Le texte de cette page a été corrigé et est conforme au fac-similé.
49
V. BROCHARD.la méthode expérimentale

Sur ce personnage plus oublié peut-être qu’il ne le mérite, nous ne savons que peu de chose. Il vécut, suivant Sprengel[1], vers 81 après J.-C. ; suivant Daremberg[2], vers 90-120 ; la date la plus probable est celle qu’indique Haas[3] 150 ap. J.-C. Il avait composé plusieurs ouvrages, onze livres[4] dédiés à un certain Sévérus, probablement aussi une réfutation d’Asclépiade[5]. Galien, qui le cite et l’attaque souvent, et l’injurie quelquefois[6], nons montre par là même qu’il tenait une grande place parmi les savants de son temps. C’était, s’il faut en croire son adversaire, un assez triste personnage, qui ne voyait dans la médecine qu’un moyen d’arriver à la fortune et à la gloire[7]. Il paraît aussi qu’il n’épargnait pas les injures à ses adversaires, et qu’il les décorait volontiers des épithètes les plus désobligeantes[8].
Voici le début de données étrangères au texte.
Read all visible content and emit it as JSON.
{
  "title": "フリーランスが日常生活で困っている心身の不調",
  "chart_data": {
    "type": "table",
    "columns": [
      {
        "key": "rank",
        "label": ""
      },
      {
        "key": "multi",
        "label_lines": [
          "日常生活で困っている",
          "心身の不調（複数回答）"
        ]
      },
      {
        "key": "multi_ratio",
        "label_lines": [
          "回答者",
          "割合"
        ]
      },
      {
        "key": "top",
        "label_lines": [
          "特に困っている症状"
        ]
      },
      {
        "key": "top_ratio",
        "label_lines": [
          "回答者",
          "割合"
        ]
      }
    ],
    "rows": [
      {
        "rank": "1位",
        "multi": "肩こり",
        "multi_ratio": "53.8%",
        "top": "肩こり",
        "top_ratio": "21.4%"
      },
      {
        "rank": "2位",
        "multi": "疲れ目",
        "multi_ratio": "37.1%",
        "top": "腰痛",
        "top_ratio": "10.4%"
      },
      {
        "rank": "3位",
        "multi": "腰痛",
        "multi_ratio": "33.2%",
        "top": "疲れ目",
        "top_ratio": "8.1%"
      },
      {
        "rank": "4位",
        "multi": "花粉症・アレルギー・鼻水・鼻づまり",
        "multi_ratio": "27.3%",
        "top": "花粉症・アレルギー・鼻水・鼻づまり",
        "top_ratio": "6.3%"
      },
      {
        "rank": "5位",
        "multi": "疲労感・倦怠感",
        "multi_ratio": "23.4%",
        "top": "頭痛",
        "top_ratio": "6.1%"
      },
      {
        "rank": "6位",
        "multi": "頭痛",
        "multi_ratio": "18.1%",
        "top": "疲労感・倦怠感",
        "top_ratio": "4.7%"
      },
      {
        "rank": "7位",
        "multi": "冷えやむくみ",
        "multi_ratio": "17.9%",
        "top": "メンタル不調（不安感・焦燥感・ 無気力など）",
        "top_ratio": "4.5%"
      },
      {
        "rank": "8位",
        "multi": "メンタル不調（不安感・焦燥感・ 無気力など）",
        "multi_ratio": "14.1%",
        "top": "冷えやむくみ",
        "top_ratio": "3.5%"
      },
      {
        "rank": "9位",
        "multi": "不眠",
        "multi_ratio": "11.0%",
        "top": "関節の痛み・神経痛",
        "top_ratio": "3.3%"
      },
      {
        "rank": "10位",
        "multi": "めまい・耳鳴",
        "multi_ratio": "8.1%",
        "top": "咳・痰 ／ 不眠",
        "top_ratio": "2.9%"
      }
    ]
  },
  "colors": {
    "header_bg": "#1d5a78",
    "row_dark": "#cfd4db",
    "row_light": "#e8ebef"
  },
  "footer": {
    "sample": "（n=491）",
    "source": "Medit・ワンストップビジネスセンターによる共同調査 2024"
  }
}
Quoi qu’il en soit, il est incontestable que Ménodote a eu au plus haut degré ce que nous appelons aujourd’hui l’esprit scientifique. Il serait téméraire de prononcer à propos de lui le nom de Stuart Mill ; du moins ses travaux nous sont trop peu connus pour qu’un tel rapprochement puisse être sérieusement tenté. Il est certain pourtant que son œuvre fut analogue et inspirée du même esprit. Il n’est pas sans intérêt non plus de remarquer que celui des Anciens qui a le mieux connu la véritable méthode des sciences de la nature fut un philosophe sceptique.

Victor Brochard.

  1. Versuch einer pragmat. Geschichte der Arzneikunde. Halle, Gebauer, 1800.
  2. Hist. de la Médecine. Paris, 1870, t.  I, p. 160.
  3. De Philos. sceptic. Successionibus, Wurtzbourg, 1875, p. 89.
  4. Gal., V. xix, p. 38.
  5. Gal., V. ii, p. 52. — Cf. Subf. emp., p. 64.
  6. Gal., V. xi, p. 277.
  7. Gal., V. v, p. 751.
  8. Subf. emp., p. 63.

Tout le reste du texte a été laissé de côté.